Usura, pestaggi e ricatti: ecco la Gomorra veneta

La trascrizione delle intercettazioni non è sufficiente a far respirare il clima di terrore trapiantato in Veneto dai camorristi di Gomorra. In una delle oltre 400 pagine di ordinanza di custodia a carico di 29 persone, preparata dal gip Luca Marini su richiesta del pm antimafia Roberto Terzo, accanto al virgolettato riferito ai carnefici casalesi e ai vari piccoli imprenditori a cui stava per essere sfilata una vita di sacrifici a colpi di prestiti ad usura, estorsioni, minacce e botte, i carabinieri di Vicenza e il Dipartimento investigativo antimafia di Padova hanno ritenuto opportuno aggiungere una nota: «Vengono registrati gli inconfondibili rumori degli schiaffi».
Il capo della banda era Mario Crisci, il dottore, come lo chiamavano tutti. Poi, gerarchicamente, si scendeva in una struttura piramidale che passava per i contabili, tra cui un commercialista vicentino, fino ai manovali, i picchiatori, compreso un albanese che metteva paura solo a vederlo. Lo schema d’ingresso in Veneto ci ha pensato la crisi economica a disegnarlo: piccole imprese indebitate e decotte, debiti che crescono, banche che non finanziano e camorristi che si presentano con pacchi di soldi disposti ad «aiutare» imprenditori che, spinti dalla disperazione, accettano di consegnarsi mani e piedi a un gioco di usura a tassi folli, fino al 200%, che ha come obiettivo finale la cessione delle quote societarie e l’inserimento nei gangli vitali dell’economia del Nord-est da parte della malavita.
«Devo fargli uscire la merda di bocca - grida un delinquente parlando col capo Crisci -. Te lo giuro su mio figlio Mario, è anno nuovo... ti ho giurato sui miei figli che prenderanno le botte tutti, ora ti faccio il film di B. mentre Alessandro gli schiatta la testa, non ti preoccupare». Non saranno purtroppo parole a vanvera.
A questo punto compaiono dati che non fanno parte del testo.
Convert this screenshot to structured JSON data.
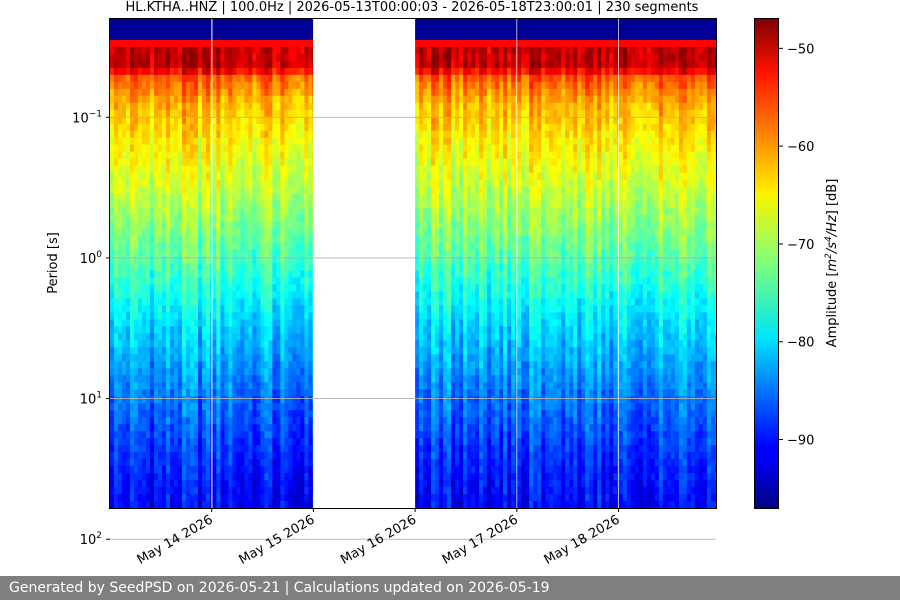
{
  "chart_data": {
    "type": "heatmap",
    "title": "HL.KTHA..HNZ | 100.0Hz | 2026-05-13T00:00:03 - 2026-05-18T23:00:01 | 230 segments",
    "ylabel": "Period [s]",
    "yscale": "log",
    "y_inverted": true,
    "ylim": [
      0.02,
      60
    ],
    "y_ticks": [
      {
        "value": 0.1,
        "base": "10",
        "exp": "−1"
      },
      {
        "value": 1,
        "base": "10",
        "exp": "0"
      },
      {
        "value": 10,
        "base": "10",
        "exp": "1"
      },
      {
        "value": 100,
        "base": "10",
        "exp": "2"
      }
    ],
    "x_range": [
      "2026-05-13T00:00:03",
      "2026-05-18T23:00:01"
    ],
    "x_ticks": [
      "May 14 2026",
      "May 15 2026",
      "May 16 2026",
      "May 17 2026",
      "May 18 2026"
    ],
    "x_tick_dates": [
      "2026-05-14",
      "2026-05-15",
      "2026-05-16",
      "2026-05-17",
      "2026-05-18"
    ],
    "grid": "y",
    "data_blocks": [
      {
        "start": "2026-05-13",
        "end": "2026-05-13T23:50"
      },
      {
        "start": "2026-05-14T00:10",
        "end": "2026-05-14T23:50"
      },
      {
        "start": "2026-05-16T00:00",
        "end": "2026-05-16T23:50"
      },
      {
        "start": "2026-05-17T00:05",
        "end": "2026-05-17T23:50"
      },
      {
        "start": "2026-05-18T00:05",
        "end": "2026-05-18T23:00"
      }
    ],
    "colorbar": {
      "label": "Amplitude [m²/s⁴/Hz] [dB]",
      "label_base": "Amplitude [",
      "label_m": "m",
      "label_m_exp": "2",
      "label_s": "/s",
      "label_s_exp": "4",
      "label_hz": "/Hz",
      "label_end": "] [dB]",
      "min": -97,
      "max": -47,
      "ticks": [
        -50,
        -60,
        -70,
        -80,
        -90
      ],
      "tick_labels": [
        "−50",
        "−60",
        "−70",
        "−80",
        "−90"
      ],
      "colormap": "jet"
    }
  },
  "footer": {
    "text": "Generated by SeedPSD on 2026-05-21 | Calculations updated on 2026-05-19"
  }
}
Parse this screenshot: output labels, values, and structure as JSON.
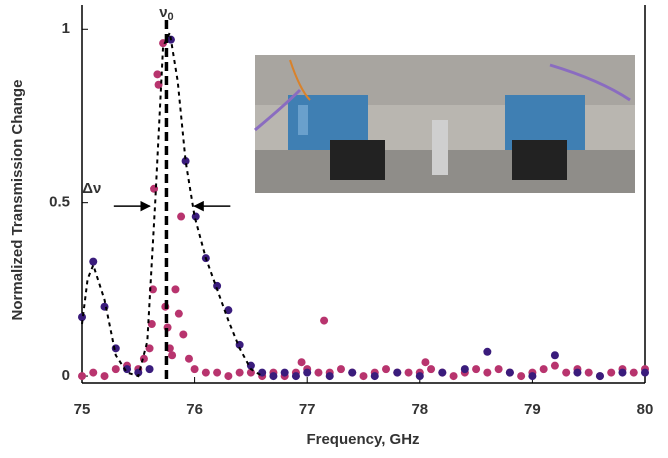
{
  "chart_data": {
    "type": "scatter",
    "xlabel": "Frequency, GHz",
    "ylabel": "Normalized Transmission Change",
    "xlim": [
      75,
      80
    ],
    "xticks": [
      75,
      76,
      77,
      78,
      79,
      80
    ],
    "ylim": [
      -0.02,
      1.07
    ],
    "yticks": [
      0,
      0.5,
      1
    ],
    "marker": {
      "x": 75.75,
      "label": "ν",
      "subscript": "0"
    },
    "width": {
      "label": "Δν",
      "x": [
        75.62,
        75.98
      ],
      "y": 0.49
    },
    "series": [
      {
        "color": "#b8346e",
        "x": [
          75.0,
          75.1,
          75.2,
          75.3,
          75.4,
          75.5,
          75.55,
          75.6,
          75.62,
          75.63,
          75.64,
          75.67,
          75.68,
          75.72,
          75.74,
          75.76,
          75.78,
          75.8,
          75.83,
          75.86,
          75.88,
          75.9,
          75.95,
          76.0,
          76.1,
          76.2,
          76.3,
          76.4,
          76.5,
          76.6,
          76.7,
          76.8,
          76.9,
          76.95,
          77.0,
          77.1,
          77.15,
          77.2,
          77.3,
          77.4,
          77.5,
          77.6,
          77.7,
          77.8,
          77.9,
          78.0,
          78.05,
          78.1,
          78.2,
          78.3,
          78.4,
          78.5,
          78.6,
          78.7,
          78.8,
          78.9,
          79.0,
          79.1,
          79.2,
          79.3,
          79.4,
          79.5,
          79.6,
          79.7,
          79.8,
          79.9,
          80.0
        ],
        "values": [
          0.0,
          0.01,
          0.0,
          0.02,
          0.03,
          0.02,
          0.05,
          0.08,
          0.15,
          0.25,
          0.54,
          0.87,
          0.84,
          0.96,
          0.2,
          0.14,
          0.08,
          0.06,
          0.25,
          0.18,
          0.46,
          0.12,
          0.05,
          0.02,
          0.01,
          0.01,
          0.0,
          0.01,
          0.01,
          0.0,
          0.01,
          0.0,
          0.01,
          0.04,
          0.02,
          0.01,
          0.16,
          0.01,
          0.02,
          0.01,
          0.0,
          0.01,
          0.02,
          0.01,
          0.01,
          0.01,
          0.04,
          0.02,
          0.01,
          0.0,
          0.01,
          0.02,
          0.01,
          0.02,
          0.01,
          0.0,
          0.01,
          0.02,
          0.03,
          0.01,
          0.02,
          0.01,
          0.0,
          0.01,
          0.02,
          0.01,
          0.02
        ]
      },
      {
        "color": "#3a1c7c",
        "x": [
          75.0,
          75.1,
          75.2,
          75.3,
          75.4,
          75.5,
          75.6,
          75.79,
          75.92,
          76.01,
          76.1,
          76.2,
          76.3,
          76.4,
          76.5,
          76.6,
          76.7,
          76.8,
          76.9,
          77.0,
          77.2,
          77.4,
          77.6,
          77.8,
          78.0,
          78.2,
          78.4,
          78.6,
          78.8,
          79.0,
          79.2,
          79.4,
          79.6,
          79.8,
          80.0
        ],
        "values": [
          0.17,
          0.33,
          0.2,
          0.08,
          0.02,
          0.01,
          0.02,
          0.97,
          0.62,
          0.46,
          0.34,
          0.26,
          0.19,
          0.09,
          0.03,
          0.01,
          0.0,
          0.01,
          0.0,
          0.01,
          0.0,
          0.01,
          0.0,
          0.01,
          0.0,
          0.01,
          0.02,
          0.07,
          0.01,
          0.0,
          0.06,
          0.01,
          0.0,
          0.01,
          0.01
        ]
      },
      {
        "color": "#000000",
        "style": "dashed",
        "x": [
          75.0,
          75.05,
          75.1,
          75.2,
          75.3,
          75.4,
          75.5,
          75.58,
          75.65,
          75.72,
          75.78,
          75.85,
          75.92,
          76.0,
          76.1,
          76.2,
          76.3,
          76.4,
          76.5,
          76.6
        ],
        "values": [
          0.15,
          0.28,
          0.32,
          0.22,
          0.06,
          0.01,
          0.0,
          0.1,
          0.5,
          0.95,
          0.99,
          0.85,
          0.62,
          0.46,
          0.34,
          0.25,
          0.16,
          0.08,
          0.02,
          0.0
        ]
      }
    ]
  }
}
Alberto B., padovano, è uno degli imprenditori che proverà sulla propria pelle cosa vuol dire non riuscire a pagare i criminali. «Ricomincia daccapo - ordina Crisci al telefono a un picchiatore dopo una prima razione di botte - perché questo non ha capito proprio niente. Rispiegaglielo un’altra volta e me lo ripassi, dopo che lo hai rifatto me lo ripassi. Dai comincia... fai cominciare Alessandro (un altro picchiatore) divertitevi un po’...».
È qui che i carabinieri annotano il rumore degli schiaffi. Piovono minacce anche per i familiari e a quel punto, al telefono, il povero imprenditore arriva a supplicare il «dottore»: «Mario, ascolta, ve lo chiedo in ginocchio che ho ancora bisogno di qualche giorno... la prossima settimana i soldi ve li do». È una tattica già usata per molte altre imprese: nessuno riesce a pagare simili interessi e, alla fine, non resta che mettersi d’accordo cedendo le quote societarie. Anche perché, di fronte alle preghiere del malcapitato, il capo della banda risponde senza pietà: «Se non vai al lavoro Alessandro ti viene a cercare. Tu sai quante pagine di precedenti ha?». E piuttosto di subire altri pestaggi, piuttosto di mettere a repentaglio la vita e la serenità dei familiari, ecco che Gomorra fa il suo ingresso in società.

I capitali costituiti con i proventi dell’attività criminosa vengono iniettati in queste imprese defunte, che riprendono miracolosamente vita e s’insinuano nel tessuto economico sano del Veneto, alterando appalti, facendo saltare il banco.